Combustion phase control is of great importance in spark ignition (SI) engine researches since it affects combustion qualities, such as fuel efficiency, combustion variation, and knocking. Keeping the combustion phase at the optimal reference value considering physical constraints, knock for instance, is challenging due to the engine transient operation, drift of the optimal controllable variable values and varying physical constraints. To address this issue, this research presents an on-board map-learning scheme. Firstly, taking the crank angle of 50% mass burnt (CA50) as the combustion phase indicator, a 3-dimensional mapping from CA50, manifold pressure, and engine speed to thermal efficiency, knock intensity, and spark advance (SA) is constructed. Secondly, a trilinear interpolation model and a stochastic gradient algorithm are employed to learn the map by iterative updates, which reduces computational complexity and the use of memory.

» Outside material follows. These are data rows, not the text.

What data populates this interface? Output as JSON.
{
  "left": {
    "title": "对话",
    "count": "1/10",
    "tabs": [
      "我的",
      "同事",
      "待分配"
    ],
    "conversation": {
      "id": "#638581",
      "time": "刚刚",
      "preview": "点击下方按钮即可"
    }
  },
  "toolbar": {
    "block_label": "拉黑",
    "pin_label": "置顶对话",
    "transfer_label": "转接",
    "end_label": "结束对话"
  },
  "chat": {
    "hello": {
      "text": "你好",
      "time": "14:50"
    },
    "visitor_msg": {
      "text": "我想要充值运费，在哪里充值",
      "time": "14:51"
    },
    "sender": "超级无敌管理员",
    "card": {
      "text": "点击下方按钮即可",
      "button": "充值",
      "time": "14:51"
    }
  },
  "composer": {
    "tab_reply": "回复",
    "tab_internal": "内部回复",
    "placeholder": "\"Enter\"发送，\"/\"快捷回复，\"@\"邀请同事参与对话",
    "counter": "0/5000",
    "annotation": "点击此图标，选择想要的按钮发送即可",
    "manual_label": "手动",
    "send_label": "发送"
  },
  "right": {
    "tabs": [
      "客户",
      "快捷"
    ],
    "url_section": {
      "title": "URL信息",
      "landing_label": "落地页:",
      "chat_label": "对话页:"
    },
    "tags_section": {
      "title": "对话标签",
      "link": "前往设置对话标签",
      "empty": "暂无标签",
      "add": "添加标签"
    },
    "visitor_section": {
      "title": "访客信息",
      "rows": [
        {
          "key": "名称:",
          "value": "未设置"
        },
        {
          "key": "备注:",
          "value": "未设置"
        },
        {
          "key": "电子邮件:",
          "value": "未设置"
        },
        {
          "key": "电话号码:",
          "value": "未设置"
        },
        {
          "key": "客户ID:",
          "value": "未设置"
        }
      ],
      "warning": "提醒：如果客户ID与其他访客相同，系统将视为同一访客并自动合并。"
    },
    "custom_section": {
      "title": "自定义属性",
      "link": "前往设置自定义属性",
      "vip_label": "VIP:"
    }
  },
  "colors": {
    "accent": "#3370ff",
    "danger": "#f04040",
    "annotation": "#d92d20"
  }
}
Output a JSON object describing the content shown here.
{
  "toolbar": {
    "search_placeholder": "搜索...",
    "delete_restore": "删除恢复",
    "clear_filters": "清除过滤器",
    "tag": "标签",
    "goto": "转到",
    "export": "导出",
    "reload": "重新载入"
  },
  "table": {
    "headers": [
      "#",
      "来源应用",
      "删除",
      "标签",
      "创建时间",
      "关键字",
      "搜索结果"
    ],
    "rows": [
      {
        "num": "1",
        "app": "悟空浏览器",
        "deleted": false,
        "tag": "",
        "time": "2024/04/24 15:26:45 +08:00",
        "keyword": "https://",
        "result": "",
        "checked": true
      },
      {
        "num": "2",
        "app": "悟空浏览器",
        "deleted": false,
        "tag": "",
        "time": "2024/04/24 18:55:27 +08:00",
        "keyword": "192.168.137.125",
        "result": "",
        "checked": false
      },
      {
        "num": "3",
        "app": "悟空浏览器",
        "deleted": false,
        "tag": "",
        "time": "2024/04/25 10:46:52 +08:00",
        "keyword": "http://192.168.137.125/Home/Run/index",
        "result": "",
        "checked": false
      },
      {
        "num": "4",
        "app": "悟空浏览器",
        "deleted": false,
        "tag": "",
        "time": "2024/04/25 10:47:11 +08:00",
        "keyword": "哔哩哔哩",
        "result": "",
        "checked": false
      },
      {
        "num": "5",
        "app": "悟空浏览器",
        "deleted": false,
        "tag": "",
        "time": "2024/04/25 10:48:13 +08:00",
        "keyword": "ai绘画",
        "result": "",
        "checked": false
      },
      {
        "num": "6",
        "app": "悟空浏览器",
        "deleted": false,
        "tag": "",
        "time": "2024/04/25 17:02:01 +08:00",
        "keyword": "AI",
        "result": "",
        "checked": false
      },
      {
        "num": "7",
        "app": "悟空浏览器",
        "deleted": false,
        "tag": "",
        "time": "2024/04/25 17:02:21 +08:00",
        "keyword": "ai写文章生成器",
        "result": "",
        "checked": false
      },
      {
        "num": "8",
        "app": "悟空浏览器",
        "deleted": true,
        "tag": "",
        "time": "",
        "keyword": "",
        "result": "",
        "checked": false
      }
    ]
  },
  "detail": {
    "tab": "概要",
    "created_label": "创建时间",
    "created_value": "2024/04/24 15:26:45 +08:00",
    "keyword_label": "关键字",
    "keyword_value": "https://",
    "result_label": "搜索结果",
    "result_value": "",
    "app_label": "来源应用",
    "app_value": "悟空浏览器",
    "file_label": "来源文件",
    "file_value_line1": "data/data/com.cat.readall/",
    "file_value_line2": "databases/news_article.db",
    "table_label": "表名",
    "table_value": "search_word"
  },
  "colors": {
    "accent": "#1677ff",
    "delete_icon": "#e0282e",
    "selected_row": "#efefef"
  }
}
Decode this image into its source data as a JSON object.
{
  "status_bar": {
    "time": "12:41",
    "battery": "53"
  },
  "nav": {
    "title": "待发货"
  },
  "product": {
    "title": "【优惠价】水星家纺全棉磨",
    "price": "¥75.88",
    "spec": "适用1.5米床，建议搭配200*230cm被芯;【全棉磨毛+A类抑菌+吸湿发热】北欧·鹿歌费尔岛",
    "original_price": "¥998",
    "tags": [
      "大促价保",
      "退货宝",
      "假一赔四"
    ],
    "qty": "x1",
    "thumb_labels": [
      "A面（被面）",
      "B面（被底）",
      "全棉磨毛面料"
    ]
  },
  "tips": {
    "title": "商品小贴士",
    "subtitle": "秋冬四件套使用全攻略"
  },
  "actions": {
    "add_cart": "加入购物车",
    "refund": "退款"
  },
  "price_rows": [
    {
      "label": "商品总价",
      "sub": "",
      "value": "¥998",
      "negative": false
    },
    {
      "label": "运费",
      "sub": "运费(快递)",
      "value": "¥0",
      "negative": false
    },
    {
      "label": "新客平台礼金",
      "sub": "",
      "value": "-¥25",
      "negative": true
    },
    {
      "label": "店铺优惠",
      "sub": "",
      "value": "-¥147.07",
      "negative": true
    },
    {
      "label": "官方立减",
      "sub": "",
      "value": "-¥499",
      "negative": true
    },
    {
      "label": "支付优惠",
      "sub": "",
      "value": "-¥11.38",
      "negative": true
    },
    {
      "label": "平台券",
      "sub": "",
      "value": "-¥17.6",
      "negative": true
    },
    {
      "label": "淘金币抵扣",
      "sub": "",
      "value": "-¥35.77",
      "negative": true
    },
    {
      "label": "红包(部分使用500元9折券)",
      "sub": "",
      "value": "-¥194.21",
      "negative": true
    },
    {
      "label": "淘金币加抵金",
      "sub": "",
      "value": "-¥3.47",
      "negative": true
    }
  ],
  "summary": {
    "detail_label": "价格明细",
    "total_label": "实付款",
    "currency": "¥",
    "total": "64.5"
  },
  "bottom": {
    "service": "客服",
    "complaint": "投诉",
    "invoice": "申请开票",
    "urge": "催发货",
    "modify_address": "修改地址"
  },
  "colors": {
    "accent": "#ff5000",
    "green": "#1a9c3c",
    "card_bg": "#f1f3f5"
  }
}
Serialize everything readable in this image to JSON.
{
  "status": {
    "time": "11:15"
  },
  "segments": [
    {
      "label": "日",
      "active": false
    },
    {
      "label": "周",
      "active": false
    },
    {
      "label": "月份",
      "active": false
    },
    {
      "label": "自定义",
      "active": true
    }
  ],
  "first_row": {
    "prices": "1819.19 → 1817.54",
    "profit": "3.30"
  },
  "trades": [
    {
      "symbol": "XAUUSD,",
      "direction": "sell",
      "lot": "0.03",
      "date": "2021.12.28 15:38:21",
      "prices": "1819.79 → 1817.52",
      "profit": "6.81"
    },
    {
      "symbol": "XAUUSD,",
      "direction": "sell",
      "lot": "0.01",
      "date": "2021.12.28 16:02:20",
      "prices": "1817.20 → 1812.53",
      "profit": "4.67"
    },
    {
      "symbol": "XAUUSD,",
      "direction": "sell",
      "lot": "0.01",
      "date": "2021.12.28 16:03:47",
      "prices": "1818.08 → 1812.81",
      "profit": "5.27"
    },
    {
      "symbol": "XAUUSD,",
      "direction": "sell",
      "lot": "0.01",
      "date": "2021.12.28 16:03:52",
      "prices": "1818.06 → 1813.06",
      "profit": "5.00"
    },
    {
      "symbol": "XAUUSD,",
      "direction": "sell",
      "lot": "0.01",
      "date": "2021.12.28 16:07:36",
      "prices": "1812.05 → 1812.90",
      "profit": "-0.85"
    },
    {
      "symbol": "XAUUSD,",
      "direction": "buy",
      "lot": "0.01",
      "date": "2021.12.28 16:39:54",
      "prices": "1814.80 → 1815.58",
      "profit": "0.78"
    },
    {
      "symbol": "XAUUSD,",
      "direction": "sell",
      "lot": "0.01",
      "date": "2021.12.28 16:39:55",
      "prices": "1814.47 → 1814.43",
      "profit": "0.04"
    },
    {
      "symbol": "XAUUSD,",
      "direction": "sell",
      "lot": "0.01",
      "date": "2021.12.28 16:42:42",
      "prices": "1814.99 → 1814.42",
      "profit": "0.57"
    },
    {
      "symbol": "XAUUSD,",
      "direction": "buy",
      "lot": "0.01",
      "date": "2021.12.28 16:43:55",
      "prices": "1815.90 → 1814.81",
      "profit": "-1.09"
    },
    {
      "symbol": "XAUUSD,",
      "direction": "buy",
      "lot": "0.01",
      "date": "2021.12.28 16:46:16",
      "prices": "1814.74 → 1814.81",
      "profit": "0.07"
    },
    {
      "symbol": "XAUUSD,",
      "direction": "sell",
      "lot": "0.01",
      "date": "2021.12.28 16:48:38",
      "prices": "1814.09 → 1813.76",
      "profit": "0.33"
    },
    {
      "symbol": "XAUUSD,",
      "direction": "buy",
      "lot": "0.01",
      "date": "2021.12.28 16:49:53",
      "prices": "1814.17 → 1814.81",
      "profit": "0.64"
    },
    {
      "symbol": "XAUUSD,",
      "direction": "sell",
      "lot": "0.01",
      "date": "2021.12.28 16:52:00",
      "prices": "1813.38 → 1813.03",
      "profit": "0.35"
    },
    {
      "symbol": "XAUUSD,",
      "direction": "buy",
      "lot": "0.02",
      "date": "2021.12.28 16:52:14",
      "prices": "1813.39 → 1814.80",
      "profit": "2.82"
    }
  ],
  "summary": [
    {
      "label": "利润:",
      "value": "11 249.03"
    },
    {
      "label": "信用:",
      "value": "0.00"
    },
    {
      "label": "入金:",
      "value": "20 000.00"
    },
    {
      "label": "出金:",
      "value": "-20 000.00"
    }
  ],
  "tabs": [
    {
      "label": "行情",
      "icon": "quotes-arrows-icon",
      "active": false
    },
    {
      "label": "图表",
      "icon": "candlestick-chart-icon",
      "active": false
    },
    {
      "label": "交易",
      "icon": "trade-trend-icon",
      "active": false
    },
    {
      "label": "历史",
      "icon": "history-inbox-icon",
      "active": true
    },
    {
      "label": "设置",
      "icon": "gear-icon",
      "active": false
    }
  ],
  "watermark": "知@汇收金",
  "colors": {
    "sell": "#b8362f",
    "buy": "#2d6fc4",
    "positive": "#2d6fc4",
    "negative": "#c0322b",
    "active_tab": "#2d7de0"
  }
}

Thirdly, the resulting map generates the optimal CA50 reference (CA50*) under knock constraint, and then a statistical feedback controller tracks CA50* by altering SA. Finally, experimental validations carried out on a six-cylinder SI gasoline engine demonstrate that the presented scheme contributes to faster response of transient operation condition and the on-board learning loop compensates the map drift.